Размечтался. Я его перебиваю:

– Надежды юношей питают, отрады старцам подают…

– И чем же твой муж лучше меня?

– А мне прямо сейчас составить для Вас сравнительный анализ, или Вы дадите мне часик времени?

И тут вдруг очнулся мой «папа»:

– Арина, доченька…

Он встает и делает ко мне несколько неуверенных шагов.

Так, с «женихом» разобралась, теперь очередь за «папой»:

– Значится так, я хоть и «без памяти», но еще пока в своем уме. Если я и забыла, что Вы мой отец, то как же Выменя сразу не узнали?

– Это долгая история…

– И мне, почему-то, совершенно не хочется ее выслушивать. Х-м-м, очень жаль, папа, что вы с нами даже чаю не попьете, но забирайте-ка Вы моего жениха, получите от меня мои «спасибо, до свидания», и увольте нас от вашего общества.

Саша смотрит на меня с неодобрением:

– Ты могла бы вести себя повежливей хотя бы из чувства благодарности за нашу помощь…

Я возмутилась:

– Повежливей? Вы воздействовали каким-то образом на моего мужа, лишив его возможности двигаться и разговаривать, Вы угрожали нам, что заберете меня с собой непонятно куда против моей воли, вы назвали меня ангелом, а своего товарища – моим отцом? Я ничего не забыла? По-моему, все вышеперечисленное – отличная компенсация моей вам неблагодарности.

– Арина, осознаешь ты в данный момент этот факт, или нет, но Сергей – действительно твой отец… Приношу тебе свои извинения за то, что вел себя подобным образом… Я действительно немного перегнул палку… И ты вправе гневаться на меня за это, но Сергей же тут не при чем, не так ли?

Мой «папа» не просто очнулся, он, судя по выражению лица, уже вошел в роль моего отца… Блин, так и есть:

– Подожди, Арина, ты ждешь ребенка? Как это получилось?

Я вытаращила на него глаза:

– Если Вы – действительно мой отец, то должны знать, как получаются дети…

Сергей начинает ходить по комнате, ну точь-в-точь, как я, когда узнала о своей беременности:

– Она в положении, у меня будет внук… Так, что там необходимо беременным… Фак, я же уже ничего не помню… Так, счас дождемся Мирочку – она все скажет… Ага… климат… для беременных важен климат… Саша, где у нас сухие субтропики сейчас? У нас же есть там дом? Да… хорошо… Так, с климатом разобрались… Питание… моей дочери нужно хорошее питание… Саша, что кушают беременные? Ага… сейчас Мирочка… Ей надо следить за удобной одеждой и обувью… Саша, она босиком… Почему моя дочь стоит на полу босиком?

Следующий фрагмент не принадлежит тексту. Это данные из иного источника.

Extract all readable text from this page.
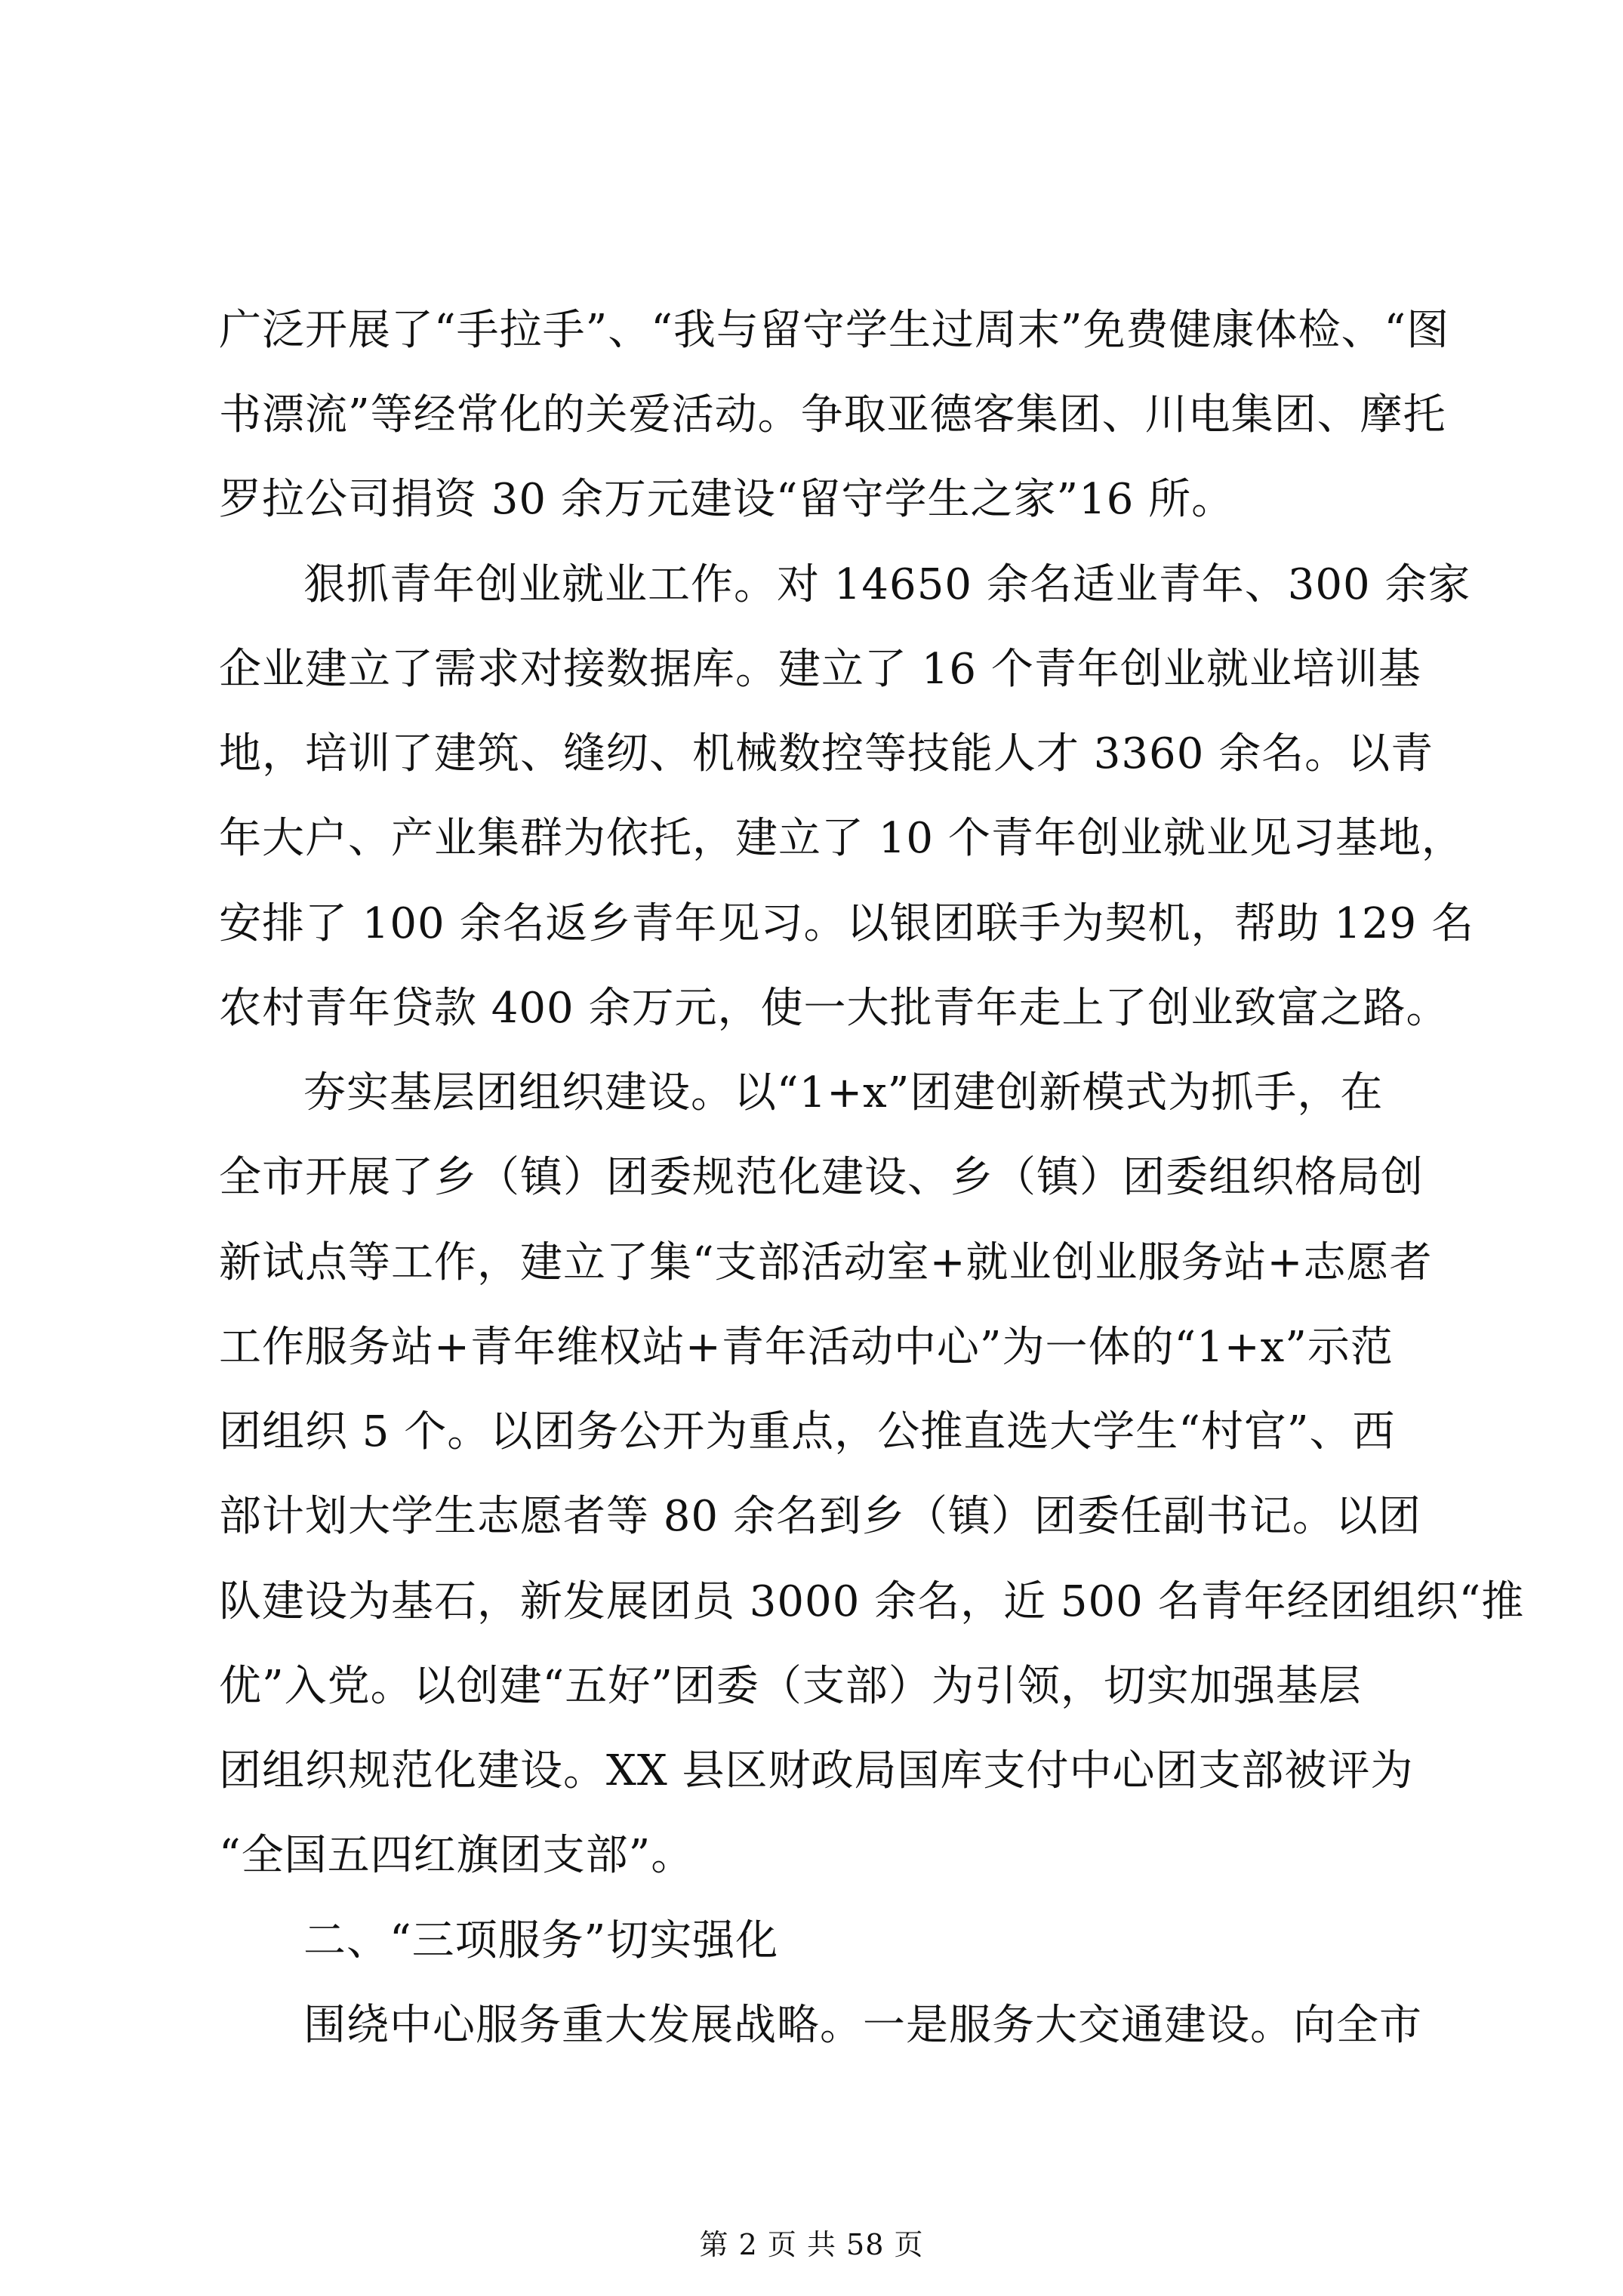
广泛开展了“手拉手”、“我与留守学生过周末”免费健康体检、“图
书漂流”等经常化的关爱活动。争取亚德客集团、川电集团、摩托
罗拉公司捐资 30 余万元建设“留守学生之家”16 所。
狠抓青年创业就业工作。对 14650 余名适业青年、300 余家
企业建立了需求对接数据库。建立了 16 个青年创业就业培训基
地，培训了建筑、缝纫、机械数控等技能人才 3360 余名。以青
年大户、产业集群为依托，建立了 10 个青年创业就业见习基地，
安排了 100 余名返乡青年见习。以银团联手为契机，帮助 129 名
农村青年贷款 400 余万元，使一大批青年走上了创业致富之路。
夯实基层团组织建设。以“1+x”团建创新模式为抓手，在
全市开展了乡（镇）团委规范化建设、乡（镇）团委组织格局创
新试点等工作，建立了集“支部活动室+就业创业服务站+志愿者
工作服务站+青年维权站+青年活动中心”为一体的“1+x”示范
团组织 5 个。以团务公开为重点，公推直选大学生“村官”、西
部计划大学生志愿者等 80 余名到乡（镇）团委任副书记。以团
队建设为基石，新发展团员 3000 余名，近 500 名青年经团组织“推
优”入党。以创建“五好”团委（支部）为引领，切实加强基层
团组织规范化建设。XX 县区财政局国库支付中心团支部被评为
“全国五四红旗团支部”。
二、“三项服务”切实强化
围绕中心服务重大发展战略。一是服务大交通建设。向全市
第 2 页 共 58 页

«Ладони» смотрит на своего ополоумевшего товарища с таким же выражением лица, как и я:

– Сергей, возьми себя в руки немедленно… Ты испугаешь Арину своими выходками…

– Я испугаю? Но ведь беременным нельзя волноваться… О-о-о… Ариночка, доченька, прости…

Он моментально успокаивается. Но вот как раз эта его трансформация меня и настораживает больше всего:

– Арина, ты вышла замуж по обоюдному согласию?

Я хотела сказать «не Ваше дело», но решила проявить благоразумие:

– Да.

– Ну… ты еще молодая, тебе простительно совершать разные глупости типа влюбилась-женилась. Что было, то было… Но, Рэд – тебе не пара, это и ослу понятно… Ты не волнуйся…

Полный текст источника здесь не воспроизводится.